Eclaircie, de Carys Davies

« Lançon, huîtrier, sterne.
Lieu noir, macareux, violette, algue argentée.
Ivar les pointait du doigt en égrenant les mots dans sa langue, et John Ferguson les notait en anglais. « Lieu noir » et « algue argentée » étaient, il l'aurait volontiers reconnu, de simples suppositions - cela faisait longtemps qu'il ne s'était pas retrouvé aussi près de la mer -, mais il estimait qu'il avait de bonnes chances d'avoir vu juste. »

Carys Davies est née au pays de Galles, a travaillé une douzaine d'années aux États-Unis et séjourne actuellement à Edimbourg. Son œuvre littéraire a été très tôt remarquée par les lecteurs et critiques anglophones avant d'être traduit et paraître dans une dizaine de pays. Son troisième roman, Éclaircie, paraît dans sa traduction française en cette rentrée littéraire 2025. Nous l'avons lu et l'avons aimé très exactement comme le présente l'écrivain Hernan Diaz : un livre magistral, discrètement grandiose ; car oui, c'est bien la discrétion qui offre la grâce à ce livre et sous-tend sa parole grandiose d'amour et d'humanité.

L'histoire prend pour décor une île perdue au large de l'Écosse, dans les années 1840. L'île compte un seul et unique habitant, Ivar, paysan robuste et solitaire au cœur tendre. Arrive alors sur l'île le pasteur John Ferguson dont les desseins ne seront révélés à Ivar que vers la fin du roman. Notre pasteur aura eu un accident grave dès son arrivée. Lorsque Ivar le découvre, blessé et inanimé, il le ramène chez lui, le soigne, le nourrit et une amitié naissante se fera progressivement place entre les deux hommes.

Le paysage, les éléments de la nature, sont peut-être les personnages principaux du roman. Mais une autre force se fait vibrante et poignante dans ce livre : celle du langage. Ces deux hommes ne connaissent pas un mot de la langue de l'autre. au gré du quotidien partagé puis des promenades et expéditions au dehors ils apprennent à communiquer, s'imprègnent des mots de l'autre, et de la manière de voir et de vivre de l'autre. La langue norn (celle d'Ivar) - comme on l'apprendra dans la postface - a progressivement disparu à partir de la fin du XVème siècle. Mais au début du XXème siècle un homme lui a consacré un livre, livre qui est à l'origine de ce roman parce qu'il a croisé le chemin de l'auteure Carys Davies. Un glossaire de la langue norn est d'ailleurs insérée à la fin du livre.
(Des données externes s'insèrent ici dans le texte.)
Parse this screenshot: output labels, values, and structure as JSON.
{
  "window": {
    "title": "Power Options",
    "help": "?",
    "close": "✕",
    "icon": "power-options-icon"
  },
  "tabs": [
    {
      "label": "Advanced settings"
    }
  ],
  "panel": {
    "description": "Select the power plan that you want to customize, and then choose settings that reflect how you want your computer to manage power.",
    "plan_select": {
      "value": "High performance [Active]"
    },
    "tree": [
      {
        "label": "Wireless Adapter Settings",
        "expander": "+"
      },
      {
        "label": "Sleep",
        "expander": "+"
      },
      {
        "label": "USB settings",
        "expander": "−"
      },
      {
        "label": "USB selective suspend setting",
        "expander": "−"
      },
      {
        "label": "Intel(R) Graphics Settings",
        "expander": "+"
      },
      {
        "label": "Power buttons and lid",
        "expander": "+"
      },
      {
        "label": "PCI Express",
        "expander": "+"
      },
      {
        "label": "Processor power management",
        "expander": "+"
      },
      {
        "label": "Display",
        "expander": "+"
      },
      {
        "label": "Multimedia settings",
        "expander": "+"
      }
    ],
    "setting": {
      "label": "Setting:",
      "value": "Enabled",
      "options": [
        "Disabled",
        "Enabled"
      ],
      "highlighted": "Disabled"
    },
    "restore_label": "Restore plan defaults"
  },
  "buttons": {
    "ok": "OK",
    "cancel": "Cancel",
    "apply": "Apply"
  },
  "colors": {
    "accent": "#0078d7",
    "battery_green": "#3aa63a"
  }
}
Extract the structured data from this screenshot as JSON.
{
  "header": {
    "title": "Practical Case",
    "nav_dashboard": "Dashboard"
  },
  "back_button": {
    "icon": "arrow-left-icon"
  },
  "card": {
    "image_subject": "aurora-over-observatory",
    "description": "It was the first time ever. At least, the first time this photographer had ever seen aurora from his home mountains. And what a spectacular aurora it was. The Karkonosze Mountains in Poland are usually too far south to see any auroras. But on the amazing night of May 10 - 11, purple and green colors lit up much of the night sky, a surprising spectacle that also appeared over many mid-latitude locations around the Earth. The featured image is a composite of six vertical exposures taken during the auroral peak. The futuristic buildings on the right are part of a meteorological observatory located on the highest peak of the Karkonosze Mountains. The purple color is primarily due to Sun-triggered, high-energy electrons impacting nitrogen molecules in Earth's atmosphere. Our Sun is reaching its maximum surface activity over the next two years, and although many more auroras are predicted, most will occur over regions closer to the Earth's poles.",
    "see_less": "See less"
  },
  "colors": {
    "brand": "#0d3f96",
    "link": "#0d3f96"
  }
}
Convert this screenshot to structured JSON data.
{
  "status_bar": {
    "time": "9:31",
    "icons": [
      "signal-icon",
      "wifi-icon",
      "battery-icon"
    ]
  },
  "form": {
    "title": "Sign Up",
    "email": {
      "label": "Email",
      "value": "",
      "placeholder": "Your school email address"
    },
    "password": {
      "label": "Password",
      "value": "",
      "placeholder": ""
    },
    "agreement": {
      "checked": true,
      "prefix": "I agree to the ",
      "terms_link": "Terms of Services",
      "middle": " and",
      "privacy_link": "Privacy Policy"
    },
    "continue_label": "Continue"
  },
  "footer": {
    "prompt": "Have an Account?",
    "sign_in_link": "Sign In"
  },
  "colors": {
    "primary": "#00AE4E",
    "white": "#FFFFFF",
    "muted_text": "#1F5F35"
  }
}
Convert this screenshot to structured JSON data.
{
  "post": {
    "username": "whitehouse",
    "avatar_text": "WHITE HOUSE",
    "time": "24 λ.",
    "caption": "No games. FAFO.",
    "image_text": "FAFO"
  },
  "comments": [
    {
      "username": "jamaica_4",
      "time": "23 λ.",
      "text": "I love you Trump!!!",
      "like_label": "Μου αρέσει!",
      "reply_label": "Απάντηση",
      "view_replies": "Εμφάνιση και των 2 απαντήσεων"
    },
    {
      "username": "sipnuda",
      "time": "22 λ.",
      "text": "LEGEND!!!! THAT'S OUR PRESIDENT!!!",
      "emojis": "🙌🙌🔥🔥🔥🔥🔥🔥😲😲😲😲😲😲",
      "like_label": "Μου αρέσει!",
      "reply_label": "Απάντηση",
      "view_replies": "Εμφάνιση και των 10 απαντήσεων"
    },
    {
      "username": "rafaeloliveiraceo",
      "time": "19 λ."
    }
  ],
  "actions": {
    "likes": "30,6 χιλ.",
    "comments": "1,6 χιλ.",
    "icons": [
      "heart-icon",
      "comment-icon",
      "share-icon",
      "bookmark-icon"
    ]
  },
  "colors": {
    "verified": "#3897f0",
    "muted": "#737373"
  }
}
Mais le roman traite de questions très actuelles malgré tout : celles de choix économiques qui poussent les êtres humains à sacrifier des vies, des territoires dont se nourrit le vivant qu'il soit végétal ou animal. Et bien entendu un troisième personnage d'une grande simplicité, dotée de force intelligence humaine aura son rôle à jouer dans l'histoire quand le récit atteindra sa tension maximale : l'épouse de John Ferguson. Tout ce temps elle aura marqué les étapes de l'aventure à distance et le lecteur espère la voir surgir au moment opportun pour faire front à l'absurdité d'une situation qui peut engloutir les candides protagonistes.

Éclaircie est un merveilleux roman, très joliment traduit en français, et encore une fois les éditions de La Table Ronde nous régalent aussi par l'objet livre. La couverture est belle, le toucher des feuilles agréable. L'ensemble offre la douce harmonie, l'immense plaisir que recherche tout lecteur.

ÉCLAIRCIE
(Clear)
Cary Davies
Traduit de l'anglais par David Fauguemberg

éd. La Table Ronde 2025 (v.o. 2024)

Cet article a été conçu et rédigé par Yassi Nasseri, fondatrice de Kimamori.